EE 360N - Programming Assignment 1 Clarifications

Constants can be expressed in hex or in decimal. Hex constants consist of an 'x' or 'X' followed by one or more hex digits. Decimal constants consist of a '#' followed by one or more decimal digits. Negative constants are identified by a minus sign immediately after the x or #. For example, #-10 is the negative of decimal 10 (i.e., -10), and x-10 is the negative of x10 (i.e. -16).
Since the sign is explicitly specified, the rest of the constant is treated as an unsigned number. For example, x-FF is equivalent to -255. The 'x' tells us the number is in hex, the '-' tells us it is a negative number, and "FF" is treated as an unsigned hex number (i.e., 255). Putting it all together gives us -255.

Your assembler does not have to check for multiple .ORIG pseudo-ops.

Since the .END pseudo-op is used to designate the end of the assembly language file, your assembler does not need to process anything that comes after the .END.

The trap vector for a TRAP instruction and the shift amount for SHF instructions must be positive values. If they are not, you should return error code 3.

The same label should not appear in the symbol table more than once. During pass 1 of the assembly process, you should check to make sure a label is not already in the symbol table before adding it to the symbol table. If the label is already in the symbol table, you should return error code 4.

An invalid label (i.e., one that contains non-alphanumeric characters, or one that starts with the letter 'x' or a number) is another example of error code 4.

The standard C function isalnum() can be used to check if a character is alphanumeric.

After you have gone through the input file for pass 1 of the assembler and your file pointer is at the end of the file, there are two ways you can get the file pointer back to the beginning. You can either close and reopen the file or you can use the standard C I/O function rewind().

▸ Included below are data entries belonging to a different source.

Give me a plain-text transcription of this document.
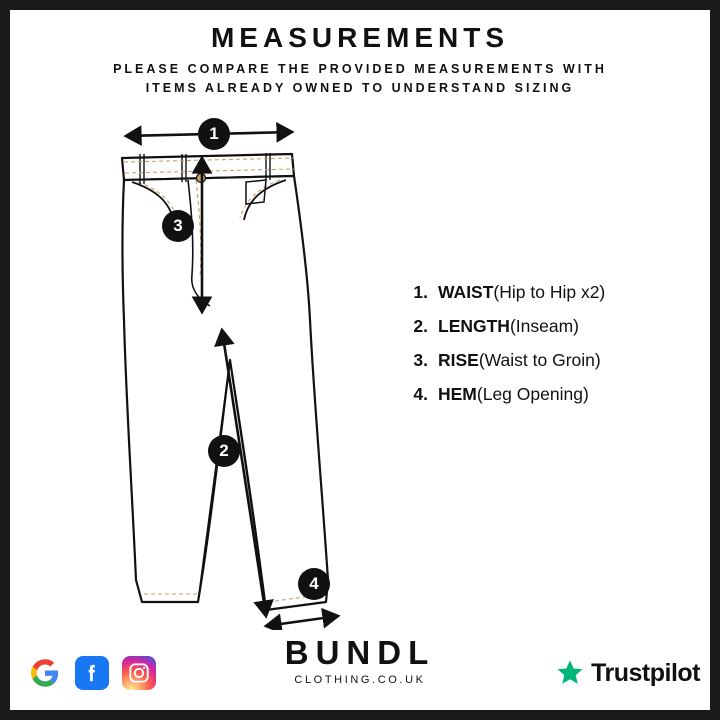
MEASUREMENTS
PLEASE COMPARE THE PROVIDED MEASUREMENTS WITH
ITEMS ALREADY OWNED TO UNDERSTAND SIZING
1
3
2
4
1. WAIST (Hip to Hip x2)
2. LENGTH (Inseam)
3. RISE (Waist to Groin)
4. HEM (Leg Opening)
BUNDL
CLOTHING.CO.UK	Trustpilot
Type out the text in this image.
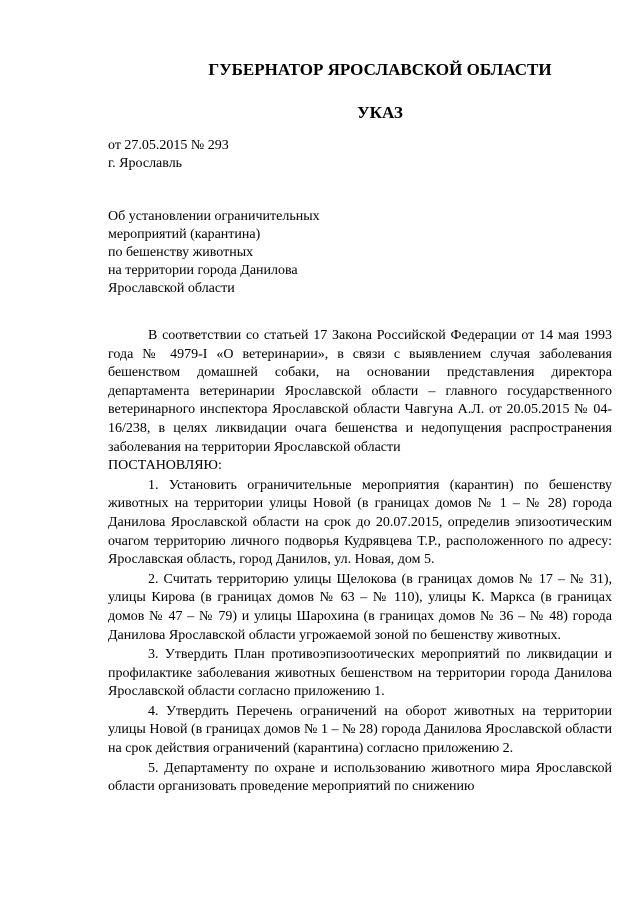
ГУБЕРНАТОР ЯРОСЛАВСКОЙ ОБЛАСТИ
УКАЗ
от 27.05.2015 № 293
г. Ярославль
Об установлении ограничительных
мероприятий (карантина)
по бешенству животных
на территории города Данилова
Ярославской области

В соответствии со статьей 17 Закона Российской Федерации от 14 мая 1993 года № 4979-I «О ветеринарии», в связи с выявлением случая заболевания бешенством домашней собаки, на основании представления директора департамента ветеринарии Ярославской области – главного государственного ветеринарного инспектора Ярославской области Чавгуна А.Л. от 20.05.2015 № 04-16/238, в целях ликвидации очага бешенства и недопущения распространения заболевания на территории Ярославской области

ПОСТАНОВЛЯЮ:

1. Установить ограничительные мероприятия (карантин) по бешенству животных на территории улицы Новой (в границах домов № 1 – № 28) города Данилова Ярославской области на срок до 20.07.2015, определив эпизоотическим очагом территорию личного подворья Кудрявцева Т.Р., расположенного по адресу: Ярославская область, город Данилов, ул. Новая, дом 5.

2. Считать территорию улицы Щелокова (в границах домов № 17 – № 31), улицы Кирова (в границах домов № 63 – № 110), улицы К. Маркса (в границах домов № 47 – № 79) и улицы Шарохина (в границах домов № 36 – № 48) города Данилова Ярославской области угрожаемой зоной по бешенству животных.

3. Утвердить План противоэпизоотических мероприятий по ликвидации и профилактике заболевания животных бешенством на территории города Данилова Ярославской области согласно приложению 1.

4. Утвердить Перечень ограничений на оборот животных на территории улицы Новой (в границах домов № 1 – № 28) города Данилова Ярославской области на срок действия ограничений (карантина) согласно приложению 2.

5. Департаменту по охране и использованию животного мира Ярославской области организовать проведение мероприятий по снижению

The following definitions can be used to create your symbol table:

#define MAX_LABEL_LEN 20
#define MAX_SYMBOLS 255

typedef struct{
  int address;
  char label[MAX_LABEL_LEN + 1];   /*Question for the reader: Why do we need to add 1? */
} TableEntry;

TableEntry symbolTable[MAX_SYMBOLS];

To check if two strings are the same, you can use the standard C string function strcmp(). To copy one string to another, you can use the standard C string function strcpy().

If you decide to use any of the math functions in math.h, you also have to link the math library by using the command "gcc -lm -ansi -o assemble assembler.c".

The specification for the lab classifies the error "ADD R0, R0, 1" as "invalid operand," error code 4. However, if you use the given toNum function to detect this error while checking a possible immediate operand, it produces error code 3 ("invalid constant"). Therefore, we will accept both error 3 and error 4 for this case.

When your assembler finds an error in the input assembly language program, it is not required that you print out an error message to the screen. If you choose to do this to make debugging easier, that is fine. What is required is that you exit with the appropriate error code. This is what we will be checking for when we grade your program; we will ignore anything that is printed to the screen.

A student pointed out a discrepancy between the lab description and the assembler we posted. It was related to the following example:
```
.ORIG x3000
JSR ADD         ; JSR is parsed as an opcode and then ADD is the undefined label
.END
```
The lab description states that this should be reported as error code 1 (undefined label). The old assembler we posted reported error code 4 instead. We have fixed the problem and have posted the new assembler.

A student pointed out that the toNum() function we provided did not detect errors for examples such as:
```
ADD R1, R1, #Invalid
.FILL xInvalid
```
We have posted a new and improved toNum() function on the useful code page. The use of this new toNum() function is optional.